Rock, Scissors, Treaty

Resident Satirist Rubert Pupkin talks about the oldest game in the book...

This is a variation on the children’s game of a similar name that has been around since ancient times, or the invention of scissors, whichever came first. There are no set rules to the game, but it helps to have a good poker face and a lot of chutzpah.

Two or more people can play, and the game begins with the players facing each other with one hand behind their backs, thereby concealing their objective, i.e. whether the plan is to show a rock, scissors, or a treaty. Sophisticated players may employ maps, historical archives and frigates to improve the odds of winning.

A sure recipe for losing, however, is to begin the game with the attitude that you already won the game several thousand years before play commences. The other player(s) will probably have issues with that position and may use a rock to smash the scissors, especially if he or she is hypersensitive and has boundary issues.

So how does the treaty come into play? This is, from a strategic point of view, a very important question, and one that does not lend itself to simple explication, particularly when the rock sits on or about significant hydrocarbon resources.

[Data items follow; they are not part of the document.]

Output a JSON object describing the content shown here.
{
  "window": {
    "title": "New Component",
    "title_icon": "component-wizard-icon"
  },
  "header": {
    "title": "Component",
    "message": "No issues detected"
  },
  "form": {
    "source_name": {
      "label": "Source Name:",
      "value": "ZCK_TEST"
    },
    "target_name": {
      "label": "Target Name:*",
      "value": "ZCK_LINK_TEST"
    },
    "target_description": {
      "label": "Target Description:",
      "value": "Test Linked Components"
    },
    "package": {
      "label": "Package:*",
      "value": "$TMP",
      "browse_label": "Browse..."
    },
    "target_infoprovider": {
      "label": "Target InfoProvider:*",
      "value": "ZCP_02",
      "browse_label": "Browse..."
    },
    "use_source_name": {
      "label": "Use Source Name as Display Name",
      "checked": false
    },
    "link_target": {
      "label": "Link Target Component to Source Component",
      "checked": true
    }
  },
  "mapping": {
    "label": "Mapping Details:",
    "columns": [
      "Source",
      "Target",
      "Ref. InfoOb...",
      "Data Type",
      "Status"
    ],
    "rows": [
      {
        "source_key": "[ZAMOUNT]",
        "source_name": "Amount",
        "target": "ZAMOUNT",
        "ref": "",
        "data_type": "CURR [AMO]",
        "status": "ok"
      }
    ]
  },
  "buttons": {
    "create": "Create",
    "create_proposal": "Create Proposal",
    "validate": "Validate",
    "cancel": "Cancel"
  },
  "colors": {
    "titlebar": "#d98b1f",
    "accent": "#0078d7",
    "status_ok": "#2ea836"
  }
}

If one has been holding the rock behind one’s back since, like, forever (or strongly believes he has, contrary to all evidence) and the scissors were purchased at a so-called hypermarket, it stands to reason that the treaty is moot, unless of course it can be shown that the rock only recently (within the last million years or so) sprung up due to volcanic activity or receding tides.

In the latter case, it is only a rock for several hours a day, while the rest of the time it is a shipping hazard or a sandbar or a potential drilling site. It would be hard to establish a colony there, unless each citizen were given an aqualung and a dinghy.

If the scissors cut up the treaty into confetti for a day of national celebration say, and the rock is now home to a small fishery but poses no other strategic value, the players may kiss and make up – the zero sum game of thrones, so to speak.

But if the rock is an inherent part of the player’s strategy, and he/she claims that it has been thus since the start of civilisation, there is no telling what indignation will result.

But it is only a game.

Sometimes one will encounter a player who thinks he’s always in the right and the other player is always in the wrong. It’s not much fun playing with a player like this, and one wonders how it is possible that such a player can always be right, especially when a lot of the archival evidence suggests he is off his rocker completely. In some instances it is the most physically imposing player who assumes a rather pacific posture – a classic deception that rarely allays the fears of opposing players who huddle together to present a united front. 

Try as one might, the scissors cannot possibly cut the rock, unless they are made of diamonds, which, as we all know, are very strong indeed, look good and often win the hearts of resistant lovers. So a player that can afford scissors made of diamonds may, in fact, enjoy some leverage over those who use cheap dull scissors. The super sharp diamond scissors pose something of a danger, but only if one is drunk with power and emotion about the status of the rock, and runs headlong into the rock without considering the consequences.

But enough of these diamond scissors. The players are now showing their hands. And while they may not agree on what trumps what, they are equally confused about the nature of the dialogue, with one seeing it as a game of covenants and treaties and production sharing agreements enjoyed by everyone in the neighbourhood, and the other – the one with the jewel-encrusted scissors – believing he won the game way way back when.